Elle étouffa un grognement. Tu aurais pu me poser d’abord la question à moi. Sauf que ma réponse t’aurait procuré moitié moins de satisfaction.

« J’ai cessé maintenant de n’être qu’un cadet, poursuivit-il. Je suis le légitime lord Botley, comme tu le disais toi-même tout à l’heure. Et toi, tu es…

— Ce que je suis sera établi à Vieux Wyk. Tris, nous ne sommes plus des gosses qui s’entre-trifouillent pour essayer de savoir où s’ajuste quoi. Tu te figures que tu as envie de m’épouser, mais ce n’est pas le cas.

— Si fait. Tous mes rêves se résument à toi. Asha, je t’en fais le serment sur les ossements de Nagga, jamais je n’ai touché aucune autre femme.

— Va en toucher une, ou deux, ou dix. J’ai touché plus d’hommes pour ma part que je n’en saurais dénombrer. D’aucuns avec mes lèvres et nombre d’autres avec ma hache. » Son pucelage, elle l’avait résigné à seize ans, en faveur d’un marin blond superbe, embarqué à bord d’une galère marchande originaire de Lys. Il connaissait seulement six mots de la Langue Commune, mais « baiser » en faisait partie, et c’était précisément celui qu’elle brûlait alors d’entendre. Ensuite, elle avait eu l’esprit d’aller dénicher une sorcière dans les bois pour se faire enseigner comment mitonner les tisanes de lune qui vous conservent un ventre plat.

Tristifer Botley s’était mis à papilloter comme s’il ne comprenait pas tout à fait ce qu’elle venait de dire. « Tu… J’avais pensé que tu attendrais. Ça alors… » Il se frotta la bouche. « Asha, est-ce qu’on t’aurait forcée ?

— Tellement forcée que c’est moi qui lui ai déchiré sa tunique. Tu n’as aucune envie de m’épouser, crois-m’en sur parole. Tu es ce que tu as toujours été, un gentil garçon, mais moi je n’ai rien d’une gentille fille. S’il advenait que nous nous mariions, tu en viendrais bien vite à me détester.

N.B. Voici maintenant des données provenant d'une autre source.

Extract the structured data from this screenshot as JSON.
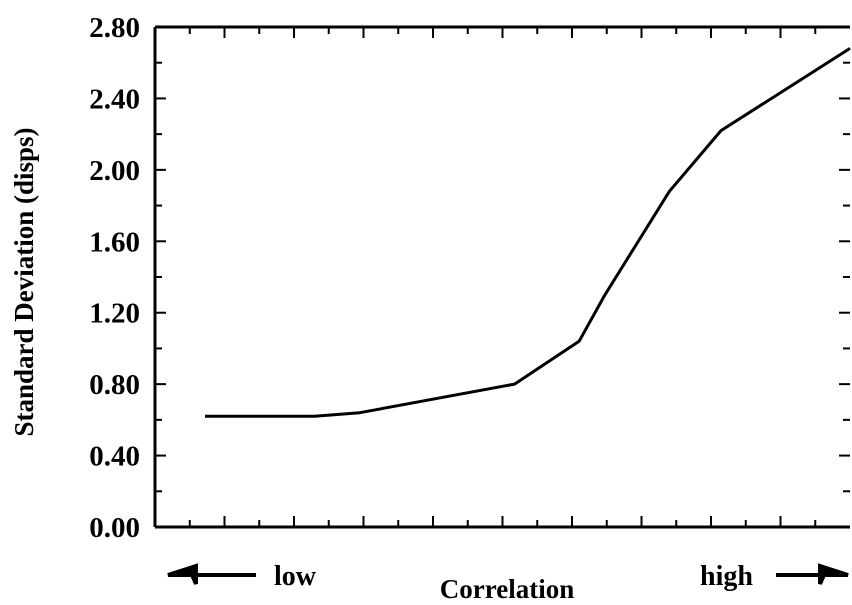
{
  "chart_data": {
    "type": "line",
    "title": "",
    "xlabel": "Correlation",
    "ylabel": "Standard Deviation (disps)",
    "x_direction_labels": {
      "low": "low",
      "high": "high"
    },
    "ylim": [
      0.0,
      2.8
    ],
    "y_tick_labels": [
      "0.00",
      "0.40",
      "0.80",
      "1.20",
      "1.60",
      "2.00",
      "2.40",
      "2.80"
    ],
    "grid": false,
    "series": [
      {
        "x": [
          0.0,
          0.17,
          0.24,
          0.48,
          0.58,
          0.62,
          0.72,
          0.8,
          1.0
        ],
        "y": [
          0.62,
          0.62,
          0.64,
          0.8,
          1.04,
          1.3,
          1.88,
          2.22,
          2.68
        ]
      }
    ]
  }
}
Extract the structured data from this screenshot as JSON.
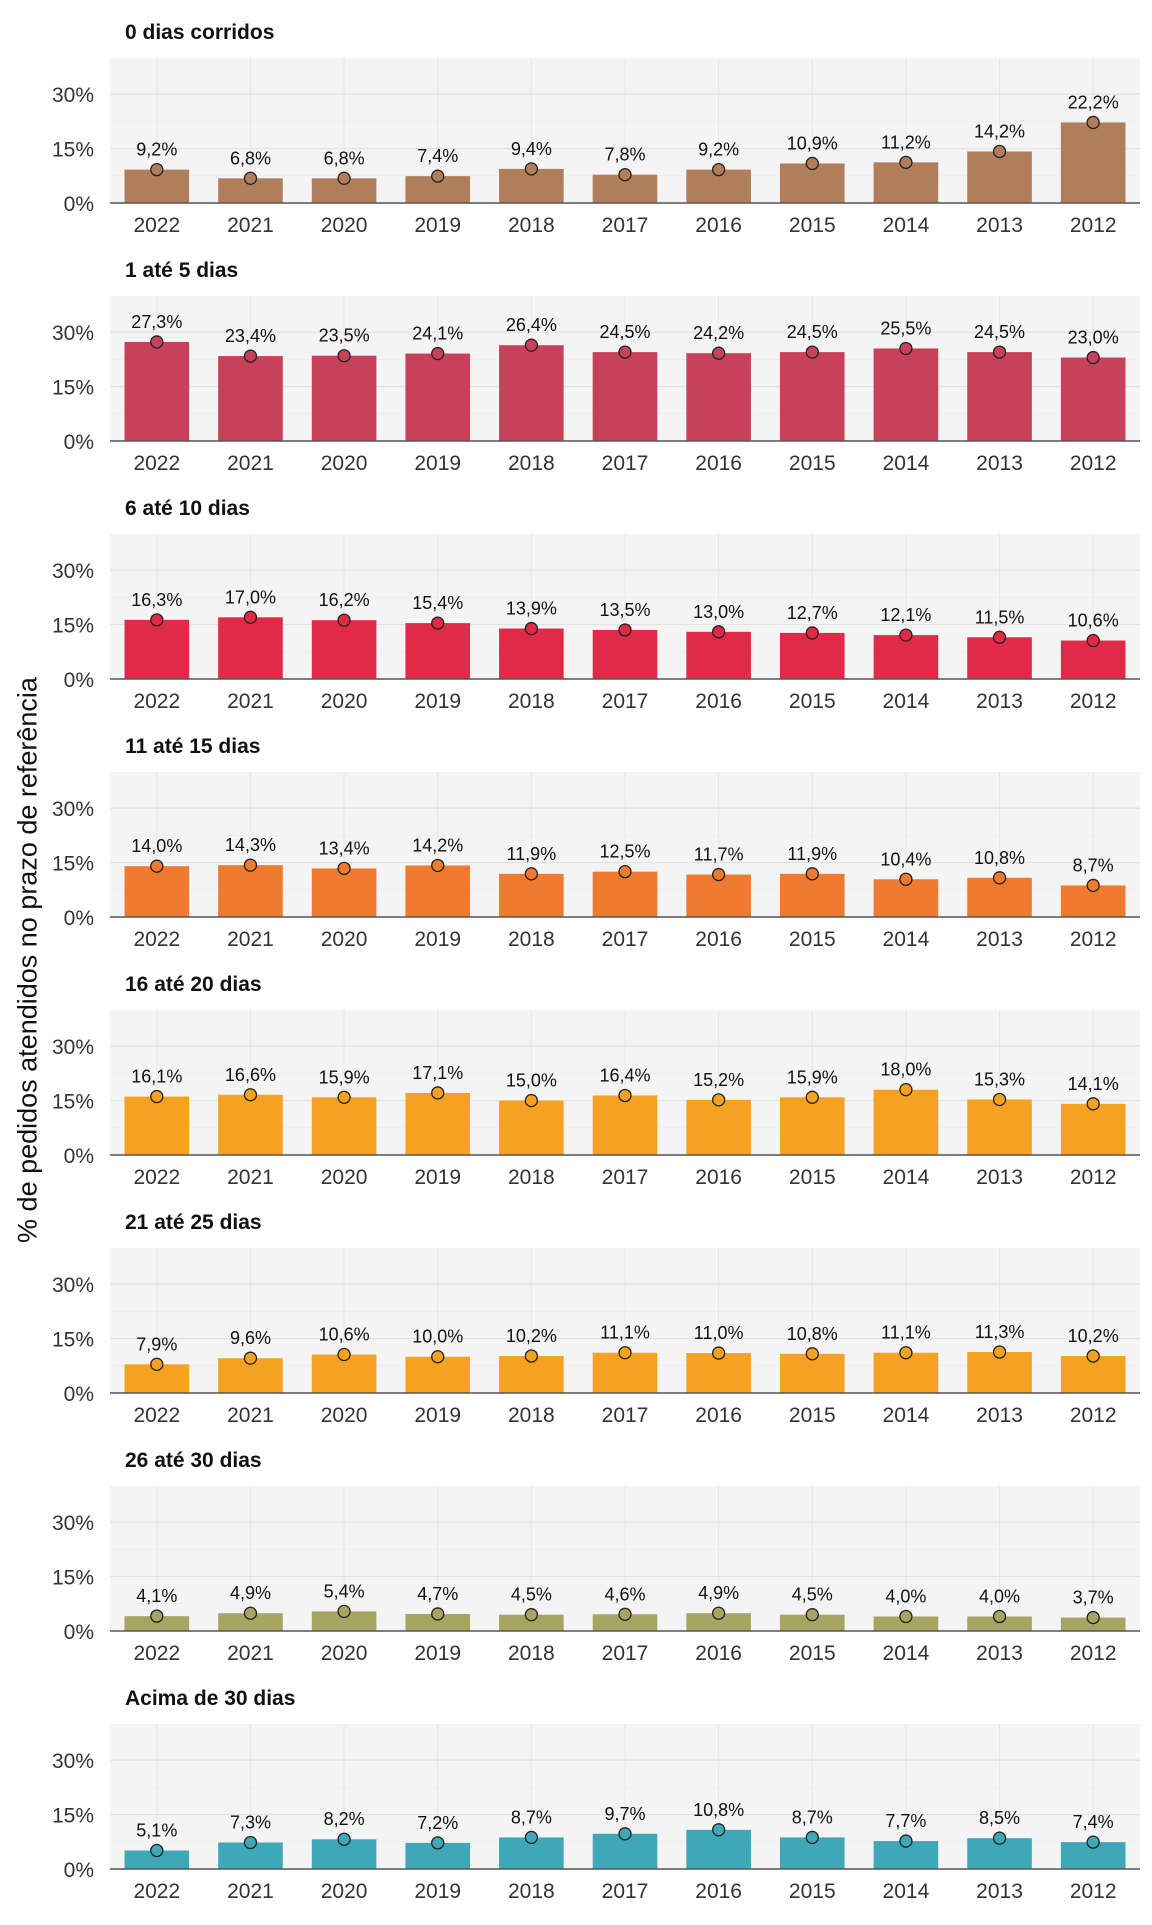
{
  "ylabel": "% de pedidos atendidos no prazo de referência",
  "chart_data": {
    "type": "bar",
    "facet_layout": "vertical",
    "ylabel": "% de pedidos atendidos no prazo de referência",
    "categories": [
      "2022",
      "2021",
      "2020",
      "2019",
      "2018",
      "2017",
      "2016",
      "2015",
      "2014",
      "2013",
      "2012"
    ],
    "yticks": [
      0,
      15,
      30
    ],
    "ytick_labels": [
      "0%",
      "15%",
      "30%"
    ],
    "ylim": [
      0,
      35
    ],
    "grid": true,
    "panel_background": "#f4f4f4",
    "panels": [
      {
        "title": "0 dias corridos",
        "color": "#b07e5a",
        "values": [
          9.2,
          6.8,
          6.8,
          7.4,
          9.4,
          7.8,
          9.2,
          10.9,
          11.2,
          14.2,
          22.2
        ],
        "labels": [
          "9,2%",
          "6,8%",
          "6,8%",
          "7,4%",
          "9,4%",
          "7,8%",
          "9,2%",
          "10,9%",
          "11,2%",
          "14,2%",
          "22,2%"
        ]
      },
      {
        "title": "1 até 5 dias",
        "color": "#c7415a",
        "values": [
          27.3,
          23.4,
          23.5,
          24.1,
          26.4,
          24.5,
          24.2,
          24.5,
          25.5,
          24.5,
          23.0
        ],
        "labels": [
          "27,3%",
          "23,4%",
          "23,5%",
          "24,1%",
          "26,4%",
          "24,5%",
          "24,2%",
          "24,5%",
          "25,5%",
          "24,5%",
          "23,0%"
        ]
      },
      {
        "title": "6 até 10 dias",
        "color": "#e02a48",
        "values": [
          16.3,
          17.0,
          16.2,
          15.4,
          13.9,
          13.5,
          13.0,
          12.7,
          12.1,
          11.5,
          10.6
        ],
        "labels": [
          "16,3%",
          "17,0%",
          "16,2%",
          "15,4%",
          "13,9%",
          "13,5%",
          "13,0%",
          "12,7%",
          "12,1%",
          "11,5%",
          "10,6%"
        ]
      },
      {
        "title": "11 até 15 dias",
        "color": "#ef7a30",
        "values": [
          14.0,
          14.3,
          13.4,
          14.2,
          11.9,
          12.5,
          11.7,
          11.9,
          10.4,
          10.8,
          8.7
        ],
        "labels": [
          "14,0%",
          "14,3%",
          "13,4%",
          "14,2%",
          "11,9%",
          "12,5%",
          "11,7%",
          "11,9%",
          "10,4%",
          "10,8%",
          "8,7%"
        ]
      },
      {
        "title": "16 até 20 dias",
        "color": "#f5a223",
        "values": [
          16.1,
          16.6,
          15.9,
          17.1,
          15.0,
          16.4,
          15.2,
          15.9,
          18.0,
          15.3,
          14.1
        ],
        "labels": [
          "16,1%",
          "16,6%",
          "15,9%",
          "17,1%",
          "15,0%",
          "16,4%",
          "15,2%",
          "15,9%",
          "18,0%",
          "15,3%",
          "14,1%"
        ]
      },
      {
        "title": "21 até 25 dias",
        "color": "#f5a223",
        "values": [
          7.9,
          9.6,
          10.6,
          10.0,
          10.2,
          11.1,
          11.0,
          10.8,
          11.1,
          11.3,
          10.2
        ],
        "labels": [
          "7,9%",
          "9,6%",
          "10,6%",
          "10,0%",
          "10,2%",
          "11,1%",
          "11,0%",
          "10,8%",
          "11,1%",
          "11,3%",
          "10,2%"
        ]
      },
      {
        "title": "26 até 30 dias",
        "color": "#a8a562",
        "values": [
          4.1,
          4.9,
          5.4,
          4.7,
          4.5,
          4.6,
          4.9,
          4.5,
          4.0,
          4.0,
          3.7
        ],
        "labels": [
          "4,1%",
          "4,9%",
          "5,4%",
          "4,7%",
          "4,5%",
          "4,6%",
          "4,9%",
          "4,5%",
          "4,0%",
          "4,0%",
          "3,7%"
        ]
      },
      {
        "title": "Acima de 30 dias",
        "color": "#3fa8b8",
        "values": [
          5.1,
          7.3,
          8.2,
          7.2,
          8.7,
          9.7,
          10.8,
          8.7,
          7.7,
          8.5,
          7.4
        ],
        "labels": [
          "5,1%",
          "7,3%",
          "8,2%",
          "7,2%",
          "8,7%",
          "9,7%",
          "10,8%",
          "8,7%",
          "7,7%",
          "8,5%",
          "7,4%"
        ]
      }
    ]
  }
}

— Jamais ! Asha, j’ai… j’ai souffert pour toi. »

Elle en avait assez entendu sur ce chapitre. Une mère valétudinaire, un père assassiné, plus des pestes d’oncles, n’importe quelle femme aurait estimé pareille épreuve amplement suffisante ; pour combler la mesure, Asha n’avait que faire d’un chiot pleurnicheur d’amour. « Trouve-toi un bordel, Tris. On se chargera d’y soigner ta souffrance.

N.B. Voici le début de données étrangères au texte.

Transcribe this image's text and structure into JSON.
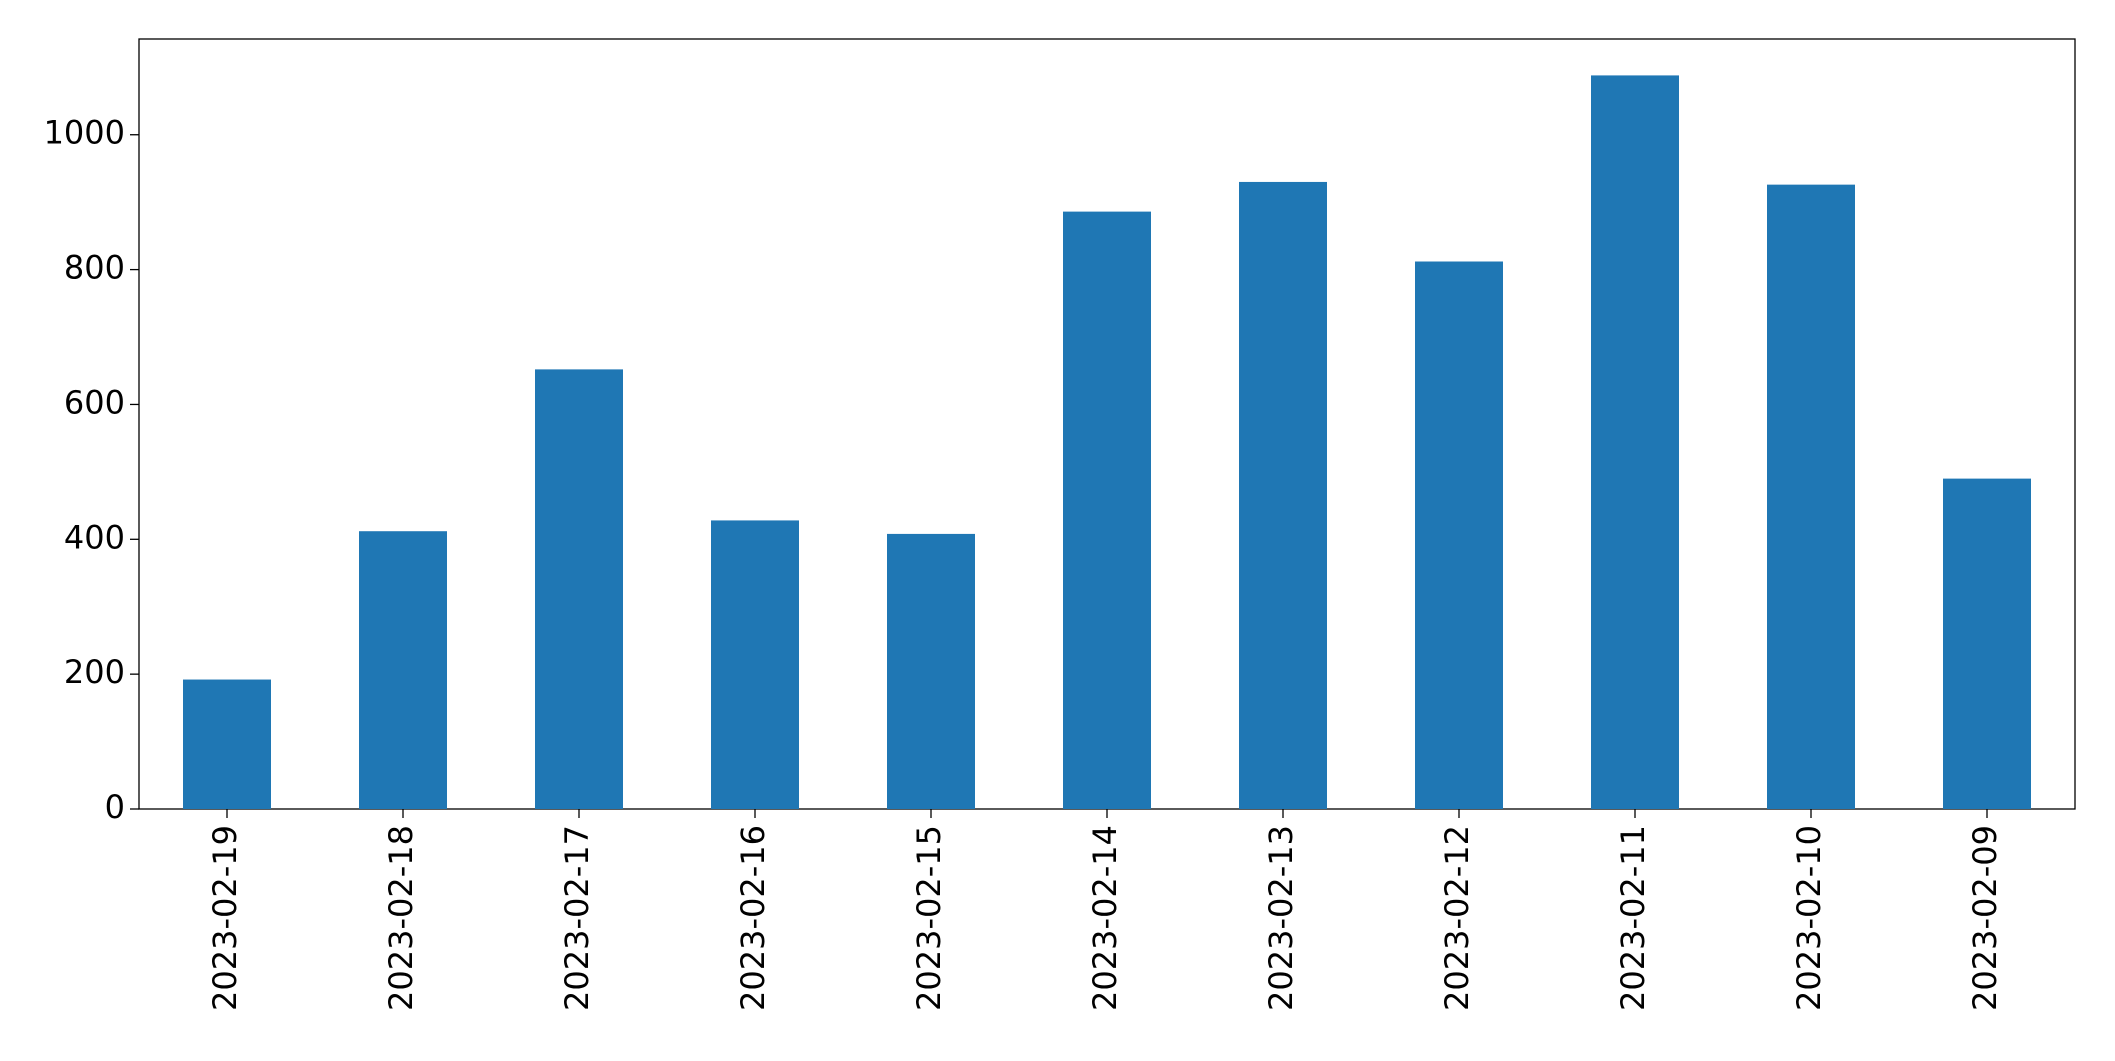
{
  "chart_data": {
    "type": "bar",
    "categories": [
      "2023-02-19",
      "2023-02-18",
      "2023-02-17",
      "2023-02-16",
      "2023-02-15",
      "2023-02-14",
      "2023-02-13",
      "2023-02-12",
      "2023-02-11",
      "2023-02-10",
      "2023-02-09"
    ],
    "values": [
      192,
      412,
      652,
      428,
      408,
      886,
      930,
      812,
      1088,
      926,
      490
    ],
    "color": "#1f77b4",
    "ylim": [
      0,
      1142
    ],
    "yticks": [
      0,
      200,
      400,
      600,
      800,
      1000
    ],
    "grid": false
  }
}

— Je ne serais jamais capable de… »Tristifer secoua la tête. « Toi et moi, le destin nous a réservés l’un à l’autre, Asha. J’ai toujours su que tu serais ma femme et la mère de mes fils. » Il lui empoigna le bras.

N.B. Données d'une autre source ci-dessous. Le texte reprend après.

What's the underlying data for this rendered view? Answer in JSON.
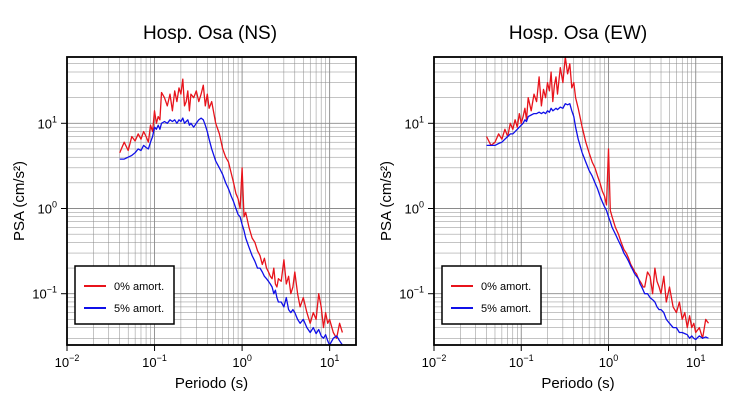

En un clin d’œil, le poignard d’Asha jaillit lui piquer la gorge. « Retire ta patte, ou tu ne vivras pas assez longtemps pour engendrer un fils. Tout de suite. » Après qu’il eut obtempéré, elle abaissa la lame. « Tu veux une femme, eh bien tant mieux. J’en fourrerai une dans ton lit cette nuit. Persuade-toi qu’elle est moi, si cela peut te donner du plaisir, mais ne t’avise plus jamais d’oser porter la main sur moi. Je suis ta reine, pas ton épouse. Souviens-toi de ça. » Elle rengaina son poignard et laissa planté là Tristifer, le long du cou duquel descendait lentement une grosse goutte de sang qui paraissait noire à la lueur livide du clair de lune.